I am interesting in the following result:
Let $X$ be a normed space and $f : X \to \mathbb{R}$. If $f$ is continuously differentiable in a neighborhood $V$ of a point $x_0 \in X$, then $f$ is locally Lipschitz at $x_0$.
Using mean value theorem, for all $x,y$ in an open ball $B \subset V$, there exists $z \in [x,y]$ such that $f(x)-f(y)= \langle f'(z), x-y \rangle$ so $|f(x)-f(y)| \leq \max\limits_{z \in B} ||f'(z)||. ||x-y||$.
In finite dimension, we can suppose that the closure of $B$ is in $V$ so that $\max\limits_{z \in B} ||f'(z)|| < + \infty$ because $z \mapsto f'(z)$ is continuous and the closure of $B$ is compact.

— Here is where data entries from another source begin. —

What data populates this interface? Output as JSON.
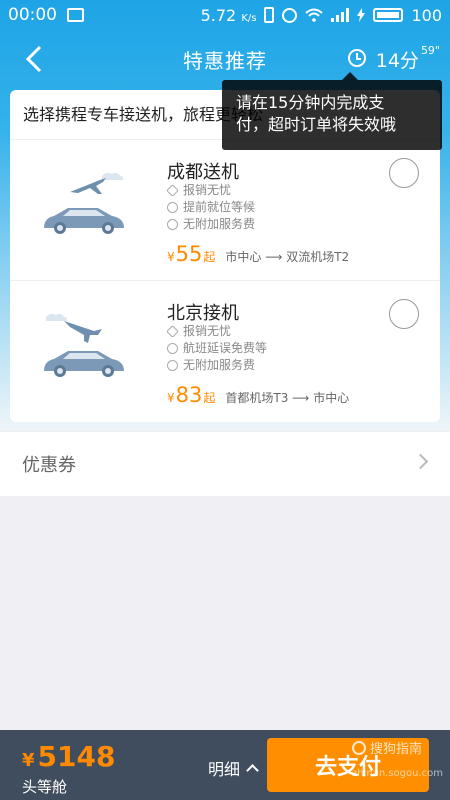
{
  "status_bar": {
    "time": "00:00",
    "speed": "5.72",
    "speed_unit": "K/s",
    "battery": "100"
  },
  "header": {
    "title": "特惠推荐",
    "timer_minutes": "14分",
    "timer_seconds": "59\""
  },
  "tooltip": {
    "line1": "请在15分钟内完成支",
    "line2": "付，超时订单将失效哦"
  },
  "card": {
    "intro": "选择携程专车接送机，旅程更轻松",
    "services": [
      {
        "name": "成都送机",
        "features": [
          "报销无忧",
          "提前就位等候",
          "无附加服务费"
        ],
        "currency": "¥",
        "price": "55",
        "price_suffix": "起",
        "route": "市中心 ⟶ 双流机场T2"
      },
      {
        "name": "北京接机",
        "features": [
          "报销无忧",
          "航班延误免费等",
          "无附加服务费"
        ],
        "currency": "¥",
        "price": "83",
        "price_suffix": "起",
        "route": "首都机场T3 ⟶ 市中心"
      }
    ]
  },
  "coupon": {
    "label": "优惠券"
  },
  "bottom_bar": {
    "currency": "¥",
    "total": "5148",
    "cabin": "头等舱",
    "detail_label": "明细",
    "pay_label": "去支付"
  },
  "watermark": {
    "name": "搜狗指南",
    "url": "zhinan.sogou.com"
  },
  "colors": {
    "accent": "#ff8a00",
    "header_blue": "#1ea4e6",
    "bottom_bar": "#3f4d5e"
  }
}
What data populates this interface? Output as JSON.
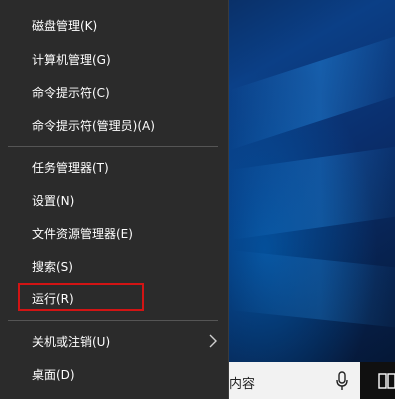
{
  "menu": {
    "items": [
      {
        "label": "磁盘管理(K)"
      },
      {
        "label": "计算机管理(G)"
      },
      {
        "label": "命令提示符(C)"
      },
      {
        "label": "命令提示符(管理员)(A)"
      },
      {
        "label": "任务管理器(T)"
      },
      {
        "label": "设置(N)"
      },
      {
        "label": "文件资源管理器(E)"
      },
      {
        "label": "搜索(S)"
      },
      {
        "label": "运行(R)"
      },
      {
        "label": "关机或注销(U)"
      },
      {
        "label": "桌面(D)"
      }
    ],
    "highlighted_item": "运行(R)",
    "highlight_color": "#d21414",
    "background_color": "#2b2b2b"
  },
  "taskbar": {
    "search_text": "内容",
    "search_icon": "microphone-icon",
    "task_view_icon": "task-view-icon"
  }
}
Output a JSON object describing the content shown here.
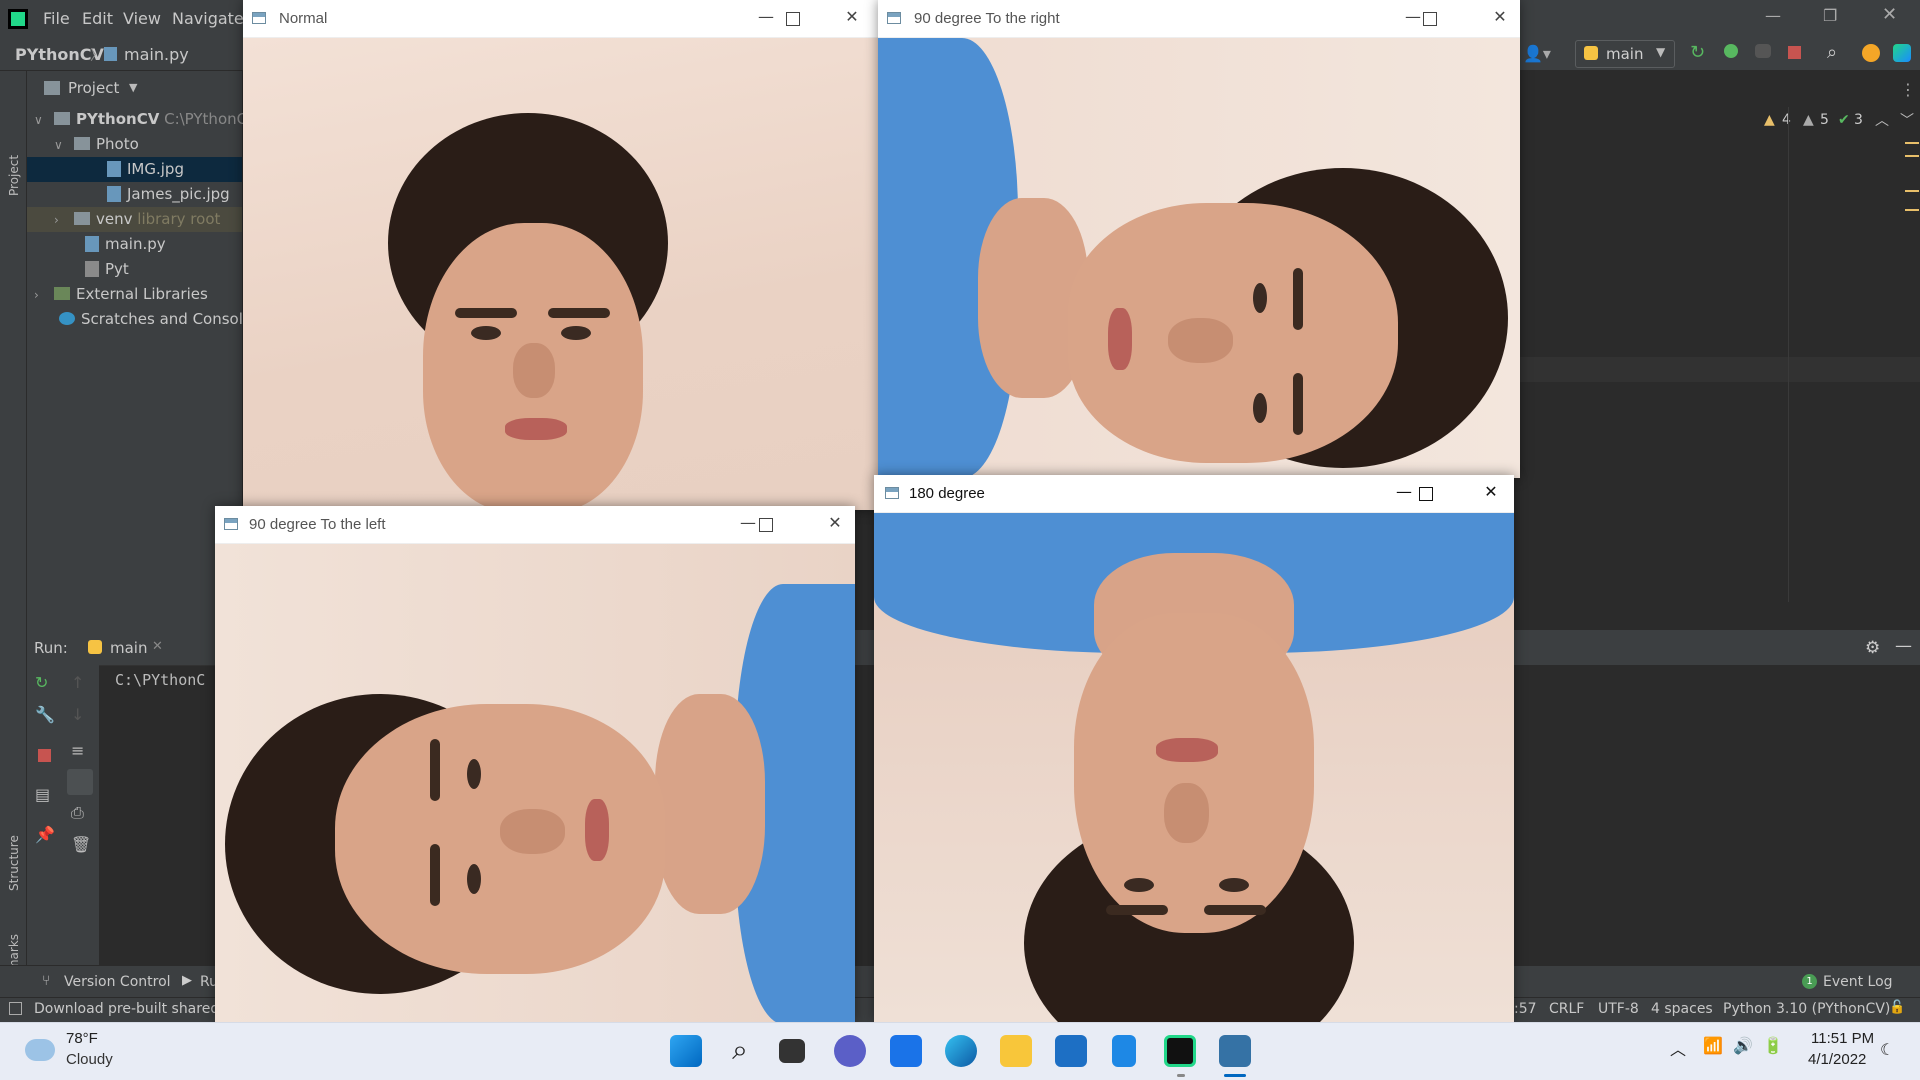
{
  "ide": {
    "menu": [
      "File",
      "Edit",
      "View",
      "Navigate"
    ],
    "breadcrumb": {
      "project": "PYthonCV",
      "file": "main.py"
    },
    "run_config": "main",
    "project_panel": {
      "header": "Project",
      "items": [
        {
          "label": "PYthonCV",
          "hint": "C:\\PYthonCV"
        },
        {
          "label": "Photo"
        },
        {
          "label": "IMG.jpg"
        },
        {
          "label": "James_pic.jpg"
        },
        {
          "label": "venv",
          "hint": "library root"
        },
        {
          "label": "main.py"
        },
        {
          "label": "Pyt"
        },
        {
          "label": "External Libraries"
        },
        {
          "label": "Scratches and Consoles"
        }
      ]
    },
    "inspections": {
      "warn_a": "4",
      "warn_b": "5",
      "ok": "3"
    },
    "run_panel": {
      "label": "Run:",
      "tab": "main",
      "console": "C:\\PYthonC"
    },
    "left_strip": {
      "project": "Project",
      "structure": "Structure",
      "bookmarks": "Bookmarks"
    },
    "bottom_tabs": {
      "version_control": "Version Control",
      "run": "Ru",
      "event_log": "Event Log",
      "event_count": "1"
    },
    "status": {
      "message": "Download pre-built shared",
      "pos": ":57",
      "line_sep": "CRLF",
      "encoding": "UTF-8",
      "indent": "4 spaces",
      "interpreter": "Python 3.10 (PYthonCV)"
    }
  },
  "windows": {
    "normal": {
      "title": "Normal"
    },
    "right": {
      "title": "90 degree To the right"
    },
    "left": {
      "title": "90 degree To the left"
    },
    "flip": {
      "title": "180 degree"
    }
  },
  "taskbar": {
    "weather_temp": "78°F",
    "weather_desc": "Cloudy",
    "time": "11:51 PM",
    "date": "4/1/2022"
  },
  "colors": {
    "ide_bg": "#3c3f41",
    "shirt": "#4e8fd3",
    "selection": "#0d293e"
  }
}
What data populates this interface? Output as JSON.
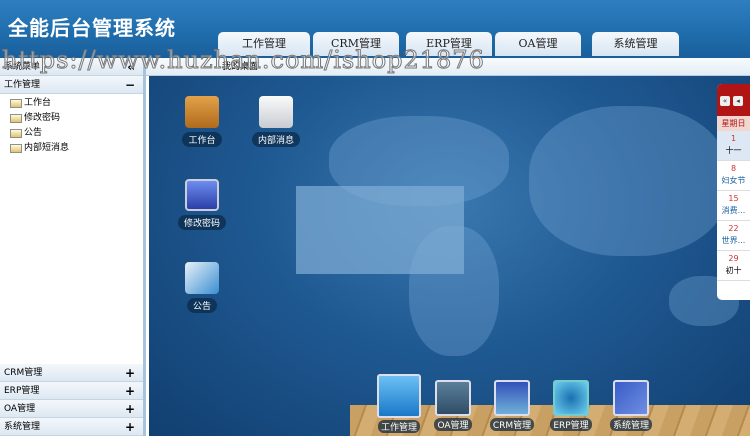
{
  "header": {
    "title": "全能后台管理系统",
    "tabs": [
      "工作管理",
      "CRM管理",
      "ERP管理",
      "OA管理",
      "系统管理"
    ]
  },
  "sidebar": {
    "title": "系统菜单",
    "collapse": "«",
    "groups": [
      {
        "label": "工作管理",
        "toggle": "−",
        "items": [
          "工作台",
          "修改密码",
          "公告",
          "内部短消息"
        ]
      },
      {
        "label": "CRM管理",
        "toggle": "+"
      },
      {
        "label": "ERP管理",
        "toggle": "+"
      },
      {
        "label": "OA管理",
        "toggle": "+"
      },
      {
        "label": "系统管理",
        "toggle": "+"
      }
    ]
  },
  "breadcrumb": "我的桌面",
  "desktop": {
    "icons": [
      "工作台",
      "内部消息",
      "修改密码",
      "公告"
    ]
  },
  "calendar": {
    "nav": [
      "«",
      "◂"
    ],
    "weekday": "星期日",
    "days": [
      {
        "n": "1",
        "t": "十一"
      },
      {
        "n": "8",
        "t": "妇女节"
      },
      {
        "n": "15",
        "t": "消费..."
      },
      {
        "n": "22",
        "t": "世界..."
      },
      {
        "n": "29",
        "t": "初十"
      }
    ]
  },
  "dock": [
    "工作管理",
    "OA管理",
    "CRM管理",
    "ERP管理",
    "系统管理"
  ],
  "watermark": "https://www.huzhan.com/ishop21876"
}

But what happens in infinite dimension? Is the result still true?
Best Answer
Yes, it is still true. Given $x_0$, use the continuity of $f'$ to find a neighborhood $U$ of $x_0$ such that $\|f'(x)-f'(x_0)\|\le 1$ for all $x\in U$. It follows that $\|f'(x)\|\le \|f'(x_0)\|+1$ in $U$. Now the Mean Value Theorem implies that $f$ is Lipschitz on $U$.